EDIT: You should also consider having your thermostat relocated out of that room and possibly down a hall where the bedrooms are located? At least to a location less affected by those temperature differentials...a few hundred bucks to do that would pay for itself in one Louisiana summer.
This post was edited on 12/2/19 at 5:51 pm
Posted by Got Heeem
Georgia
Member since Sep 2012
3631 posts
Posted on 12/2/19 at 6:06 pm to
Buy nest thermostat and get a sensor that you can place in a different room. Nest allows you to use the sensor temp as your control.
Posted by Zappas Stache
Utility Muffin Research Kitchen
Member since Apr 2009
38708 posts
Posted on 12/2/19 at 10:10 pm to
A second pane of glass with silicone spacers between the 2 pieces of glass and caulk inside and out will do 80% of the insulation new windows will. I have done this on all the windows in my 1929 house and it is amazing how much cooler/warmer it is now.
Posted by fightin tigers
Downtown Prairieville
Member since Mar 2008
73681 posts
Posted on 12/2/19 at 10:14 pm to
I have seen people up north install what is basically platic wrap or visqueen over the inside seal. The kits appear to use double sided 3M sticky tape as a edge then stick the clear wrap/visqueen making a second window.

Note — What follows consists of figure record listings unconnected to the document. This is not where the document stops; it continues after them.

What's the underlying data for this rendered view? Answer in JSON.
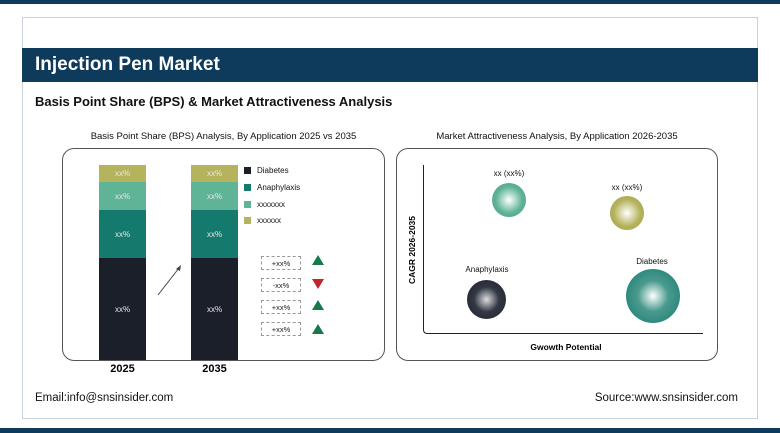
{
  "header": {
    "title": "Injection Pen Market",
    "subtitle": "Basis Point Share (BPS) & Market Attractiveness Analysis"
  },
  "chart_data": [
    {
      "type": "bar",
      "title": "Basis Point Share (BPS) Analysis, By Application 2025 vs 2035",
      "categories": [
        "2025",
        "2035"
      ],
      "series": [
        {
          "name": "Diabetes",
          "color": "#1b1f2a",
          "labels": [
            "xx%",
            "xx%"
          ],
          "change": "+xx%",
          "trend": "up"
        },
        {
          "name": "Anaphylaxis",
          "color": "#157a6e",
          "labels": [
            "xx%",
            "xx%"
          ],
          "change": "-xx%",
          "trend": "down"
        },
        {
          "name": "xxxxxxx",
          "color": "#5fb396",
          "labels": [
            "xx%",
            "xx%"
          ],
          "change": "+xx%",
          "trend": "up"
        },
        {
          "name": "xxxxxx",
          "color": "#b5b35c",
          "labels": [
            "xx%",
            "xx%"
          ],
          "change": "+xx%",
          "trend": "up"
        }
      ]
    },
    {
      "type": "scatter",
      "title": "Market Attractiveness Analysis, By Application 2026-2035",
      "xlabel": "Gwowth Potential",
      "ylabel": "CAGR 2026-2035",
      "points": [
        {
          "label": "xx (xx%)",
          "color": "#5fb396"
        },
        {
          "label": "xx (xx%)",
          "color": "#b5b35c"
        },
        {
          "label": "Anaphylaxis",
          "color": "#1b1f2a"
        },
        {
          "label": "Diabetes",
          "color": "#157a6e"
        }
      ]
    }
  ],
  "footer": {
    "email": "Email:info@snsinsider.com",
    "source": "Source:www.snsinsider.com"
  }
}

Look up 3M window insulator kit
Posted by SirWinston
PNW
Member since Jul 2014
81817 posts
Posted on 12/3/19 at 12:10 pm to
Thanks to all for these tips I really appreciate it and will look at some.

We bought custom fitted Bali solar shades (with 10% see through) yesterday on Cyber Monday deal and spent $600 to cover all 6 windows. They will sit INSIDE the windows (the current metal blinds are outside) so I'm hoping that gives a little extra protection.

I'll take a look at some of these temporary options suggested or even the insulating glass that BottomlandBrew suggested.